Koyaanisqatsi (USA 1982, R: Godfrey Reggio) - 6. August , 21 Uhr Ein Experimentalfilm, der sich mit dem Eingriff des Menschen in die Natur und zivilisationskritisch mit der menschlichen Lebensweise beschäftigt. Der Film besteht ausschließlich aus aneinandermontierten assoziativen Zeitlupe- und Zeitraffer-Bildsequenzen von Stadt- und Naturlandschaften und lebt wesentlich von der von Philip Glass komponierten und exakt auf die Bilder zugeschnittenen Musik.

Eintrittspreis: 6/5 €,

Sa 7. August, 21 Uhr, Innenhof

Die Epoche des Menschen (Kanada 2018, R: Jennifer Baichwal, Nicholas De Pencier, Edward Butynsky)) Was machen wir mit unserer Welt? Dieser kanadische Dokumentarfilm gibt eine drastische Antwort: Wir beherrschen, verändern und zerstören sie. Er öffnet uns die Augen dafür, "was passieren muss, um unsere Erde bewohnbar zu erhalten und die Umwelt vor uns zu schützen", sagt der Schauspieler und Umweltaktivist Hannes Jaenicke, der die deutsche Fassung spricht.
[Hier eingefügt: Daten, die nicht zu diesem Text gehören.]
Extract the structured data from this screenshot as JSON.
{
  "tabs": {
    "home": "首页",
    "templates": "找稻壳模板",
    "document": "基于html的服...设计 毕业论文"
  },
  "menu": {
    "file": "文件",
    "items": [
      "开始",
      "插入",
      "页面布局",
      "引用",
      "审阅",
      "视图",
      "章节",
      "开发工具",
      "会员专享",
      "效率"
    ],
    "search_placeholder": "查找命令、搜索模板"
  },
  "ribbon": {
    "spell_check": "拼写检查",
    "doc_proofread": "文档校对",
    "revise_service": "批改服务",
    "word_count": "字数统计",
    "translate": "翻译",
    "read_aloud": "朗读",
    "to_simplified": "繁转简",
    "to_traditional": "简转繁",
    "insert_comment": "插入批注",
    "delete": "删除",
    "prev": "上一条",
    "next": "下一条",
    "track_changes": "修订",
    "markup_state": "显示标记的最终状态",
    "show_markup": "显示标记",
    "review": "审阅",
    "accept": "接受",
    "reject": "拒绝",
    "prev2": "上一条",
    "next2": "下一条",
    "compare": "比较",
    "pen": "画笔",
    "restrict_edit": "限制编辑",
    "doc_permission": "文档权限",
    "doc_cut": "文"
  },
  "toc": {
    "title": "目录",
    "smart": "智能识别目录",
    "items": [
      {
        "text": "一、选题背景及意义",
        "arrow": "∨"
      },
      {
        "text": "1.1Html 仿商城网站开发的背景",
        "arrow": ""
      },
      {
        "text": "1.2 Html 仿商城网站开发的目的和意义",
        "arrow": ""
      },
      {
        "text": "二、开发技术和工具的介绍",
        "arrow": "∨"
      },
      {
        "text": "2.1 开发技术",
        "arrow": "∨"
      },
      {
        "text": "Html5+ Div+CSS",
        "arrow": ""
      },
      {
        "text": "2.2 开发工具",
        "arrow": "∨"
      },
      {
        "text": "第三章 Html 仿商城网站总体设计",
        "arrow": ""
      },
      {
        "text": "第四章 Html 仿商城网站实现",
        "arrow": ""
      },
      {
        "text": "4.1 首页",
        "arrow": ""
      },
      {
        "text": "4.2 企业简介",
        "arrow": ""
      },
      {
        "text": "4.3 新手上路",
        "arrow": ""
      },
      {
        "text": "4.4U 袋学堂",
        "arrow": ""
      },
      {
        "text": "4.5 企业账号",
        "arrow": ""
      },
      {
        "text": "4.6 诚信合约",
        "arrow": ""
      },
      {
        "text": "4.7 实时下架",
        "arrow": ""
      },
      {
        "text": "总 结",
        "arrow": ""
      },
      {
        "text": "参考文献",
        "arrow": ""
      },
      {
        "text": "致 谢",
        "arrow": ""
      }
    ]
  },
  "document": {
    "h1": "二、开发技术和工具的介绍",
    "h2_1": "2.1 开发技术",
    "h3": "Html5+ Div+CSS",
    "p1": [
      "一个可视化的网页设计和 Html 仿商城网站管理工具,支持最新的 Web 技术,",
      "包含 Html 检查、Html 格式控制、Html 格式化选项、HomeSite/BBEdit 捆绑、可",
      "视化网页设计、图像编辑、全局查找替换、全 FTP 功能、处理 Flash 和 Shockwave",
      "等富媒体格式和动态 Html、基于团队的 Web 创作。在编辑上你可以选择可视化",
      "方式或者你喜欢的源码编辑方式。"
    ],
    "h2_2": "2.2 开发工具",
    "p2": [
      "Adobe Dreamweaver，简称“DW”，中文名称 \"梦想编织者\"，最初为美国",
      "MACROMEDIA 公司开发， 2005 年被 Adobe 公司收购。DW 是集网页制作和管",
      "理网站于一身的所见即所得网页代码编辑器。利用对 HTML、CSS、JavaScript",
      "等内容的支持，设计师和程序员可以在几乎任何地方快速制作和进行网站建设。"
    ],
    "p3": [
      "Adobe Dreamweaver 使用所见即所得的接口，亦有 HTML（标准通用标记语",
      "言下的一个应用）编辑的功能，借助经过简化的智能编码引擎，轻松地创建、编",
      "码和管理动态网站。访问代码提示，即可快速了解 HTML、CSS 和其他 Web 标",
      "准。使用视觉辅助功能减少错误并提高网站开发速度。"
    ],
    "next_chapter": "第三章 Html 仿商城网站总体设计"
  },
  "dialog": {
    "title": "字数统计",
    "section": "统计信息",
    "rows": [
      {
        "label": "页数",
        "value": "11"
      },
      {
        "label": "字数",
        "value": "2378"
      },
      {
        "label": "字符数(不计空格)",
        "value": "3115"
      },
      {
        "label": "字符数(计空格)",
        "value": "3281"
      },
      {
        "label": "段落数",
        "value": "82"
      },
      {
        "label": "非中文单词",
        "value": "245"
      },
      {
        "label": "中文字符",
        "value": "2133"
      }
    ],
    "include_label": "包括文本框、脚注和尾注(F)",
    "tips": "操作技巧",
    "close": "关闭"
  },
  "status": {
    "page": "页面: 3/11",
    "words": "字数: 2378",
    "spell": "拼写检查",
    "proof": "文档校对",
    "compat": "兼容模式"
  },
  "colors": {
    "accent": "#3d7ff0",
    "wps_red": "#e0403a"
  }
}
Eintrittspreis: 6/5 €, Frei 13. August, 21 Uhr Stalker (UdSSR 1979, R: Andrej Tarkowski,)- 13. August, 21 Uhr Ein ästhetisches Meisterwerk, jenseits des tradierten Erzählkinos und gängiger Genrevorgaben angesiedelt. Apokalyptische Stimmungen werden in eine Zukunft reflektiert, in der die Zivilisation die Natur vernichtet hat und die menschliche Seele angegriffen ist Eintrittspreis: 6/5 €,

Sa 14. August, 21 Uhr

Beasts of the Southern Wild (USA 2012, R: Benh Zeitlin) Oscarnominiertes Spielfilmdebüt des Regisseurs und studierten Soziologen Benh Zeitlin.

Hushpuppy, ein sechsjähriges Mädchen, zeigt uns die Welt durch ihre Augen beim Versuch im überfluteten Land zu überleben und den erwachten prähistorischen Monstern standzuhalten.